I was diagnosed with IgA nephropathy in January 2025 after years of declining eGFR and no other symptoms. My primary care physician's wait-and-see approach over the past 5 years came too late to prevent permanent kidney damage; at the time of biopsy, my UPCR was 1.678 g/g, my eGFR was 28 mL/min/1.73 m², and my MEST-C score was M1 E0 S1 T2 C0. My nephrologist told me my kidneys were "burnt out" and estimated three to five years before dialysis or transplant. After the substantial initial shock, I threw myself into learning everything I could about my diagnosis and treatment options..

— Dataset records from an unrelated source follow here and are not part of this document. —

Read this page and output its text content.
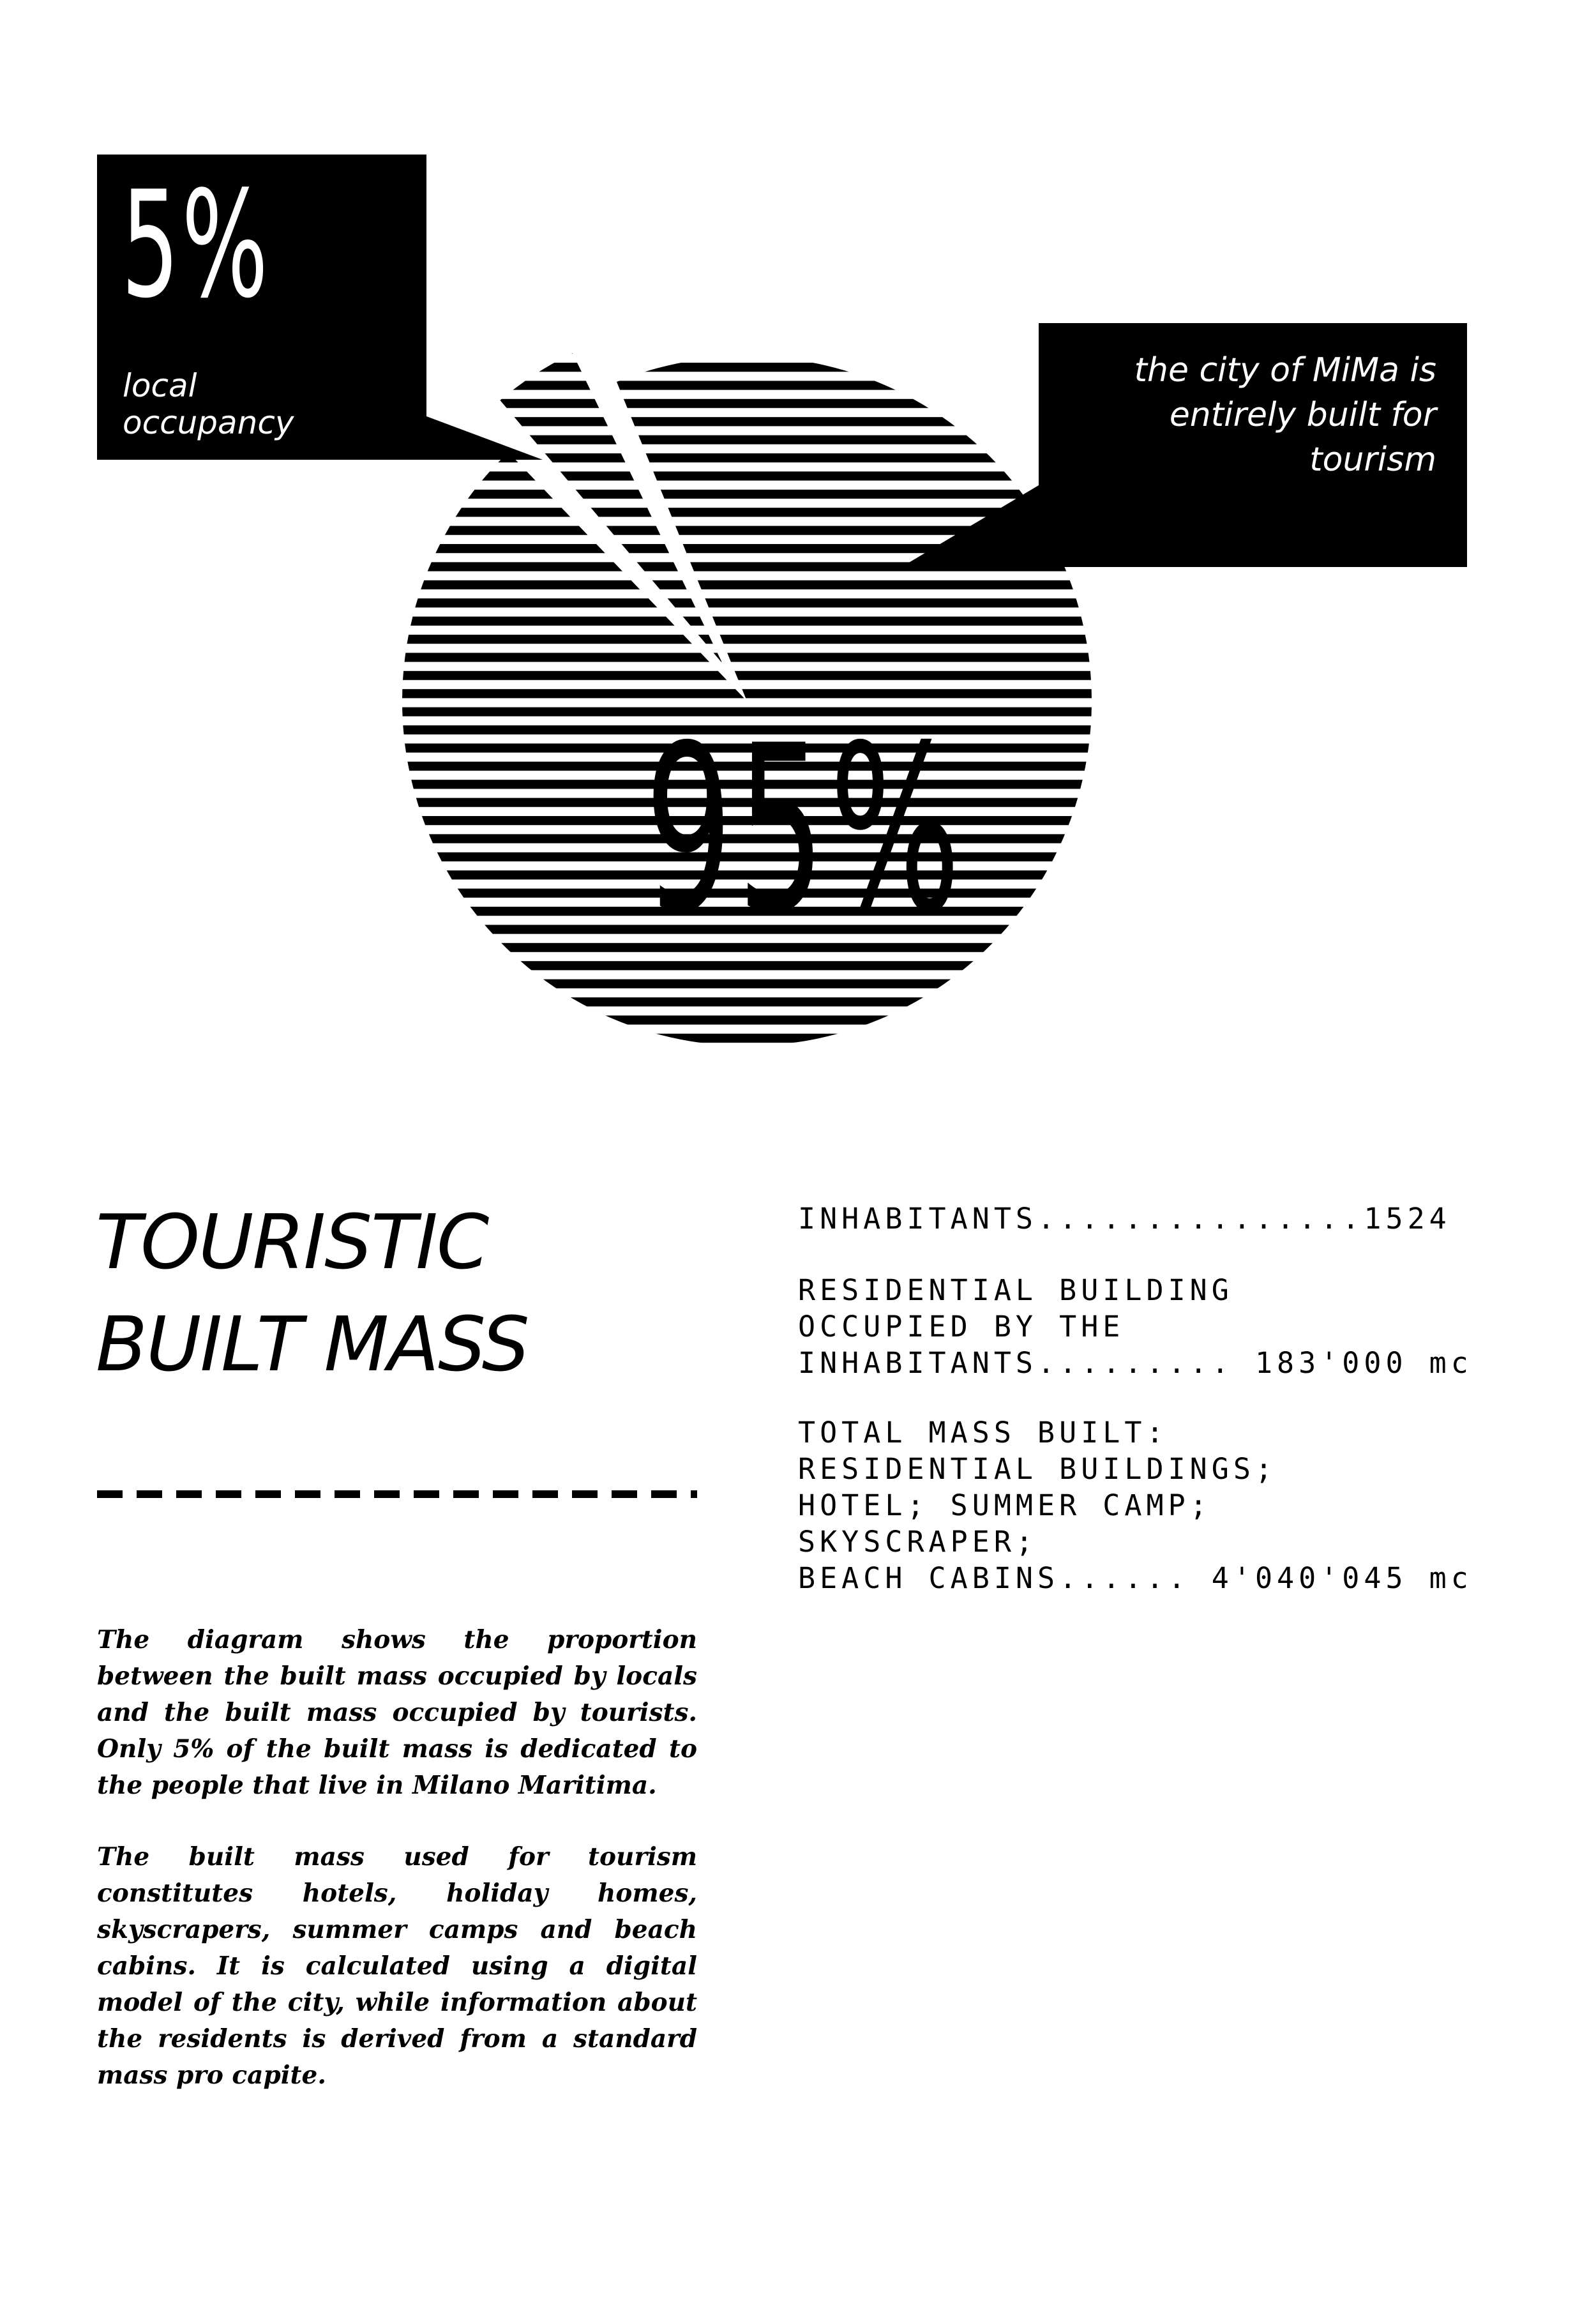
5%
local occupancy
the city of MiMa is entirely built for tourism
95%
TOURISTIC
BUILT MASS
The diagram shows the proportion between the built mass occupied by locals and the built mass occupied by tourists. Only 5% of the built mass is dedicated to the people that live in Milano Maritima.
The built mass used for tourism constitutes hotels, holiday homes, skyscrapers, summer camps and beach cabins. It is calculated using a digital model of the city, while information about the residents is derived from a standard mass pro capite.
INHABITANTS...............1524
RESIDENTIAL BUILDING
OCCUPIED BY THE
INHABITANTS......... 183'000 mc
TOTAL MASS BUILT:
RESIDENTIAL BUILDINGS;
HOTEL; SUMMER CAMP;
SKYSCRAPER;
BEACH CABINS...... 4'040'045 mc
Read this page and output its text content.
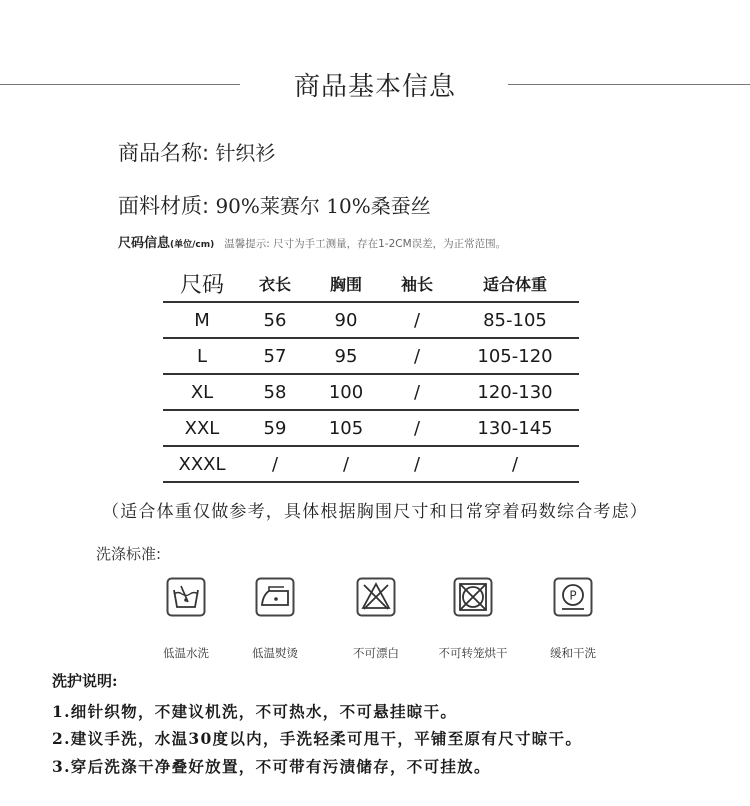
商品基本信息
商品名称: 针织衫
面料材质: 90%莱赛尔 10%桑蚕丝
尺码信息(单位/cm) 温馨提示: 尺寸为手工测量，存在1-2CM误差，为正常范围。
尺码	衣长	胸围	袖长	适合体重
M	56	90	/	85-105
L	57	95	/	105-120
XL	58	100	/	120-130
XXL	59	105	/	130-145
XXXL	/	/	/	/
（适合体重仅做参考，具体根据胸围尺寸和日常穿着码数综合考虑）
洗涤标准:
低温水洗	低温熨烫	不可漂白	不可转笼烘干
P
缓和干洗
洗护说明:
1.细针织物，不建议机洗，不可热水，不可悬挂晾干。
2.建议手洗，水温30度以内，手洗轻柔可甩干，平铺至原有尺寸晾干。
3.穿后洗涤干净叠好放置，不可带有污渍储存，不可挂放。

Had I been diagnosed a decade earlier in 2015, no targeted therapies for IgA nephropathy existed; the entire guidance for IgA nephropathy occupied Chapter 10 of the KDIGO Clinical Practice Guideline for Glomerulonephritis, released in 2012. I would have been given optimal ACEi or ARB and then corticosteroids, depending on eGFR and proteinuria after 3-6 months of treatment. The goal in 2015 was to achieve <1 g/day of proteinuria and ideally <0.5 g/day.
Fast-forward to the actual time of my diagnosis. By early 2025, the KDIGO draft guidelines included an entire document for IgA nephropathy. The treatment landscape had shifted dramatically over the past decade to layered therapy using the International IgA Nephropathy Prediction Tool to assess risk of ESRD: optimized RAS blockade, recommended class-wide SGLT2 inhibitors, targeted-release budesonide (Tarpeyo), and sparsentan (Filspari). Iptacopan (Fabhalta) was available under accelerated approval. Per the 2024 KDIGO draft guidelines, the proteinuria target had shifted to <0.5 g/day, ideally <0.3 g/day.
By the end of my post-biopsy appointment, my nephrologist had suggested lowering sodium and alcohol intake, exercising regularly, and reducing protein intake (a debated recommendation). Most importantly, he prescribed sparsentan to slow kidney function decline, which proved highly effective. He later added targeted-release budesonide to suppress IgA production and prevent flares. Since March 2025, my labs have remained stable or improved, and I've been in clinical remission, something I never imagined when I first heard my prognosis. At this point, the original 3-5 year prognosis is obsolete.
The recent release of the KDIGO 2025 Clinical Practice Guideline for the Management of Immunoglobulin A Nephropathy (IgAN) and Immunoglobulin A Vasculitis (IgAV) reinforces the dual strategy of reducing pathogenic IgA formation while mitigating downstream injury from nephron loss.
From a patient standpoint, it is encouraging that the 2025 guideline acknowledges the rapid evolution of IgAN therapy - with atrasentan (Vanrafia) now approved and APRIL and dual APRIL/BAFF inhibitors on the horizon - and calls for more frequent KDIGO updates to keep clinicians and health systems current.
Despite these advances, access to IgAN-specific therapies remains uneven worldwide. Many patients continue to rely on older, less targeted treatments because newer options are often unaffordable, unapproved, or unavailable in their regions. Broader reimbursement, international regulatory coordination, and global real-world outcome data will be essential to ensure that the growing number of effective therapies benefit all patients rather than a limited subset with access to specialized care, private insurance, or patient assistance programs. I'm fortunate that the timing of my diagnosis was right and that I had access to best-in-class treatments that helped stabilize my condition.